3.                                Le CSR a également réduit le RI du recourant de 15 % pendant trois mois à titre de sanction administrative.  

a) Aux termes de l'art. 45 al. 1 LASV, la violation par le bénéficiaire des obligations liées à l'octroi des prestations financières, intentionnelle ou par négligence, peut donner lieu à une réduction, voire à la suppression de l'aide. Un manque de collaboration du bénéficiaire, l'insuffisance de ses efforts pour retrouver une autonomie ou pour limiter sa prise en charge peuvent donner lieu à une réduction des prestations financières (al. 2). L'art. 42 RLASV précise en outre que l'autorité d'application peut réduire, voire supprimer le RI lorsque le bénéficiaire dissimule l'exercice d'activités lucratives, ne signale pas des éléments de revenu ou de fortune qui dépassent les limites permettant de bénéficier du RI, ou qui modifient le montant des prestations allouées; elle peut également réduire le RI lorsque le bénéficiaire l'affecte à d'autres fins que celles prévues par la loi, notamment s'il ne s'acquitte pas du loyer avec le montant versé à cet effet ou s'il ne signale pas l'éventuel remboursement des charges locatives payées en trop par acompte (al. 1).

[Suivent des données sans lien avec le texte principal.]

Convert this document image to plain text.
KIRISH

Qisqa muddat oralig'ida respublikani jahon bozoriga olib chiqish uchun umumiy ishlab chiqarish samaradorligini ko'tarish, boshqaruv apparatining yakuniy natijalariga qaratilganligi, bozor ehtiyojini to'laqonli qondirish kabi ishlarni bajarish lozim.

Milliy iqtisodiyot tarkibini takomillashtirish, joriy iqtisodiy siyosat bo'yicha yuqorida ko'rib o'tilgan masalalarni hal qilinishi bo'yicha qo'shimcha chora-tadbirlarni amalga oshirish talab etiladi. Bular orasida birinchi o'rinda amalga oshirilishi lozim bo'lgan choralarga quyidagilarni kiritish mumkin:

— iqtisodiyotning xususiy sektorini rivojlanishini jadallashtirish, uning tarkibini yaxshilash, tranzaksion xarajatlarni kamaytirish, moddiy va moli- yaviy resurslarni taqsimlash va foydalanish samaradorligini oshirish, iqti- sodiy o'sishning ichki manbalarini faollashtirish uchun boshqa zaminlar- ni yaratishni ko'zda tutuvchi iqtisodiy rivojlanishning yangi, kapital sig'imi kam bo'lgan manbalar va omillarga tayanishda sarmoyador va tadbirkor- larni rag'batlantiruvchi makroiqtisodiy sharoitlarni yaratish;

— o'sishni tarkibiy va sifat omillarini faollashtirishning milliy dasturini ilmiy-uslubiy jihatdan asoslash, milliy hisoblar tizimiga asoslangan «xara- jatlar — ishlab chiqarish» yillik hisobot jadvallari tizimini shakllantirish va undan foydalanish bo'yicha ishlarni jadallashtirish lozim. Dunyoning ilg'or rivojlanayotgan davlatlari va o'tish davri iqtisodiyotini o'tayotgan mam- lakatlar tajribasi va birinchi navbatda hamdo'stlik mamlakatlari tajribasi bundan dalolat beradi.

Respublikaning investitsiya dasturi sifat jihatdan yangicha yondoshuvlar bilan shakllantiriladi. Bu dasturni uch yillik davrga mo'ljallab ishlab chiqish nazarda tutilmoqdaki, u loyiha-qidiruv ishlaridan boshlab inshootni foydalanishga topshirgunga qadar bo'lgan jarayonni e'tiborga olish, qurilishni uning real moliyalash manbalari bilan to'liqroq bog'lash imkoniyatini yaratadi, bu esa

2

b) En l'espèce, il est établi que le recourant n'a pas déclaré avoir sous-loué son logement. Ce faisant, il a violé l'obligation de renseigner l'autorité prévue à l'art. 38 LASV. Une réduction du RI est donc justifiée dans son principe S’agissant de sa quotité, la sanction prononcée, soit une réduction de 15 % du forfait pendant trois mois, s'inscrit dans les limites prévues à l'art. 45 RLASV, qui prévoit que l'autorité d'application peut, en fonction de la gravité ou de la répétition du manquement reproché au bénéficiaire : refuser d'accorder, réduire ou supprimer la prise en charge de frais particuliers (al. 1 let. a), réduire de 15 % le forfait pour une durée maximum de douze mois (let. b), réduire de 25 % le forfait pour une durée maximum de douze mois (let. c). Elle ne relève en tout cas pas d’un abus du pouvoir d’appréciation et peut par conséquent être confirmée.

4.                                Les considérants qui précèdent conduisent au rejet du recours et à la confirmation de la décision attaquée. Le présent arrêt sera rendu sans frais, ni dépens (art. 49, 55, 91 et 99 LPA-VD, art. 4 al. 2 du Tarif des frais en matière de droit administratif et public du 11 décembre 2007 ; RSV 173.36.5.1).


 

Par ces motifs
la Cour de droit administratif et public

du Tribunal cantonal
arrête:

 

I.                                   Le recours est rejeté.

II.                                 La décision rendue par le Service de prévoyance et d'aide sociales le 15 février 2011 est confirmée.

III.                                Le présent arrêt est rendu sans frais ni dépens.

 

Lausanne, le 7 septembre 2011

 

 

La présidente:                                                                                           Le greffier:


 

                                                                                                                 

 

 

 

 

Le présent arrêt est communiqué aux destinataires de l'avis d'envoi ci-joint.

Il peut faire l'objet, dans les trente jours suivant sa notification, d'un recours au Tribunal fédéral (Cours de droit social, Schweizerhofquai 6, 6004 Lucerne). Le recours s'exerce conformément aux articles 40 ss et 95 ss de la loi du 17 juin 2005 sur le Tribunal fédéral (LTF - RS 173.110). Il doit être rédigé dans une langue officielle, indiquer les conclusions, les motifs et les moyens de preuve, et être signé. Les motifs doivent exposer succinctement en quoi l’acte attaqué viole le droit. Les pièces invoquées comme moyens de preuve doivent être jointes au mémoire, pour autant qu’elles soient en mains de la partie; il en va de même de la décision attaquée.